According to this embodiment, 8
While the two groups of book long grooves are indexed and arranged equiangularly and radially, the respective long grooves 2 can be formed simultaneously. Therefore, a complicated indexing mechanism can be omitted, and cutting efficiency can be greatly improved. Further, since the long groove group with both ends closed can be formed at once, there is no increase in the number of parts.

In the above embodiment, a case was explained in which a group of long grooves with both ends closed is cut, but it goes without saying that a group of long grooves with both ends open can be cut more easily. It is particularly effective when

In the embodiments described above, an external gear is used as the sun gear, but it may also be an internal gear. Further, the driving means for reciprocating the blade shaft is not limited to the structure including the feed screw mechanism, but may also use, for example, an electromagnetic plunger mechanism, a fluid pressure mechanism, or the like. moreover,
It goes without saying that the means for rotationally driving the main shaft, the means for slidingly driving the table, etc. are arbitrary.
Further, since the table only needs to be moved relative to the work, the work side may be movable.

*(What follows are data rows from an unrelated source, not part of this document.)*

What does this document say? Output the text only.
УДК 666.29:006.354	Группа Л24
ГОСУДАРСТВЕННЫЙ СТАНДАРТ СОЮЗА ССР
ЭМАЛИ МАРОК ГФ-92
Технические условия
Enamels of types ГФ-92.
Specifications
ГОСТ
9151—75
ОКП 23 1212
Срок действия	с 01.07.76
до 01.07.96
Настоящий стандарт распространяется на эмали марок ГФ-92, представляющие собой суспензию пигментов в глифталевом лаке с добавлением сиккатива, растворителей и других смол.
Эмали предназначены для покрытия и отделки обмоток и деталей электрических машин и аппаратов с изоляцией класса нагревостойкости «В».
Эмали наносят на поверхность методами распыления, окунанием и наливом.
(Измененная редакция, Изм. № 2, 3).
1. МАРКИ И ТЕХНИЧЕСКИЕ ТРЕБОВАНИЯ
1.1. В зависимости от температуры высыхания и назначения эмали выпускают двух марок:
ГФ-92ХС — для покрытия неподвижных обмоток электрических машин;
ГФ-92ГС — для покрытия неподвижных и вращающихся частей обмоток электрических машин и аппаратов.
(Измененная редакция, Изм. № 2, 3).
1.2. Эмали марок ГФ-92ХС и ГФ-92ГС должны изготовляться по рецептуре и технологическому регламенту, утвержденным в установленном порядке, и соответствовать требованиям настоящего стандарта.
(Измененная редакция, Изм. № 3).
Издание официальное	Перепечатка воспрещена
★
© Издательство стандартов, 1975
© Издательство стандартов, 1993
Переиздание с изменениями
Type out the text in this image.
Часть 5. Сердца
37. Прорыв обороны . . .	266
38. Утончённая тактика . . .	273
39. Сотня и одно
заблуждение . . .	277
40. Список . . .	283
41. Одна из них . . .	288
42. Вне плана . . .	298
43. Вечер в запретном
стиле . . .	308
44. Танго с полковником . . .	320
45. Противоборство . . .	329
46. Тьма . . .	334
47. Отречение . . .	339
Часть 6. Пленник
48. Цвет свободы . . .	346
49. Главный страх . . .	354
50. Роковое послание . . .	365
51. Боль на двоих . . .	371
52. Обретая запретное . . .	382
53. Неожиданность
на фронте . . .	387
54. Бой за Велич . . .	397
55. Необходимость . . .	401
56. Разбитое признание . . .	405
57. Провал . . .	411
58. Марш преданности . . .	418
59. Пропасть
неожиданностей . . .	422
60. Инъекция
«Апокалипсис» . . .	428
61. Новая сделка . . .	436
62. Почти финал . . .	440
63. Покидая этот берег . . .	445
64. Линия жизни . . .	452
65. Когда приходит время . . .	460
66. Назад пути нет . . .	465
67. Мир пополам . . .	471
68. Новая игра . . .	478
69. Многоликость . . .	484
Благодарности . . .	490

As described above, according to the present invention, a plurality of long grooves whose both ends are closed can be indexed and arranged at equiangular radial positions on the inner circumferential surface of a workpiece, and simultaneously cut.

[Brief explanation of drawings]

Figures 1A and B are side sectional views and front views showing processed products, Figures 2 A and B are side sectional views and front sectional views showing an example of a conventional processing method, and Figure 3 is a side sectional view and front sectional view showing an example of a conventional processing method. FIG. 4 is a side sectional view showing another example of the conventional processing method, FIGS. 5 and 6 show an embodiment of the present invention, and FIG. FIG. 5 is a side sectional view showing the overall configuration, and FIGS. 6A and 6B are an enlarged partial side sectional view and an enlarged partial front sectional view for explaining the operation. 1... Workpiece, 1A... Inner peripheral surface, 2... Long groove,
11...Table, 12...Fluid pressure cylinder, 1
3...Bearing block, 14...Main shaft, 15...Subshaft, 16...Cutter shaft, 17...Spline, 18
...Star-shaped knife, 19...Cutting blade, 20...Stand, 21...Spindle, 22...Sun gear, 23...
Planetary gear, 24... Male threaded portion, 25... Feed female threaded shaft, 26... Driven gear, 27... Drive shaft, 28
...Driving gear, 29...Worm wheel, 30
...Worm, 31...Box, 32...Motor, 33...Spindle drive motor, 34, 36...
Pulley, 35...belt.

Claims (1)

[Claims] 1. In a long groove cutting device for cutting a plurality of long grooves on the inner circumferential surface of a cylinder, each of which is closed at both ends, parallel to the cylindrical center and to the same depth, the cylinder is provided with a table that moves relatively in parallel with the cylindrical center. , a bearing block held on the table, a main shaft rotatably supported by the bearing block, and a cylindrical shape rotatably supported by the main shaft with its cylindrical center inclined with respect to the axis of the main shaft. a sub-shaft, a cutter shaft supported by the sub-shaft so as to be slidable in the direction of the cylindrical core in a non-rotating state, and a cutter shaft fixed to one end of the cutter shaft that may intersect with the axial center extension line of the main shaft. , a star-shaped cutter having an appropriate number of cutting edges protruding in the radial direction of the cutter shaft, a sun gear fixed to the table, and a planetary gear meshing with the sun gear and fixed to the subshaft. A long groove cutting device for a cylindrical inner surface, comprising: a driving means for reciprocating and slidingly driving the blade shaft.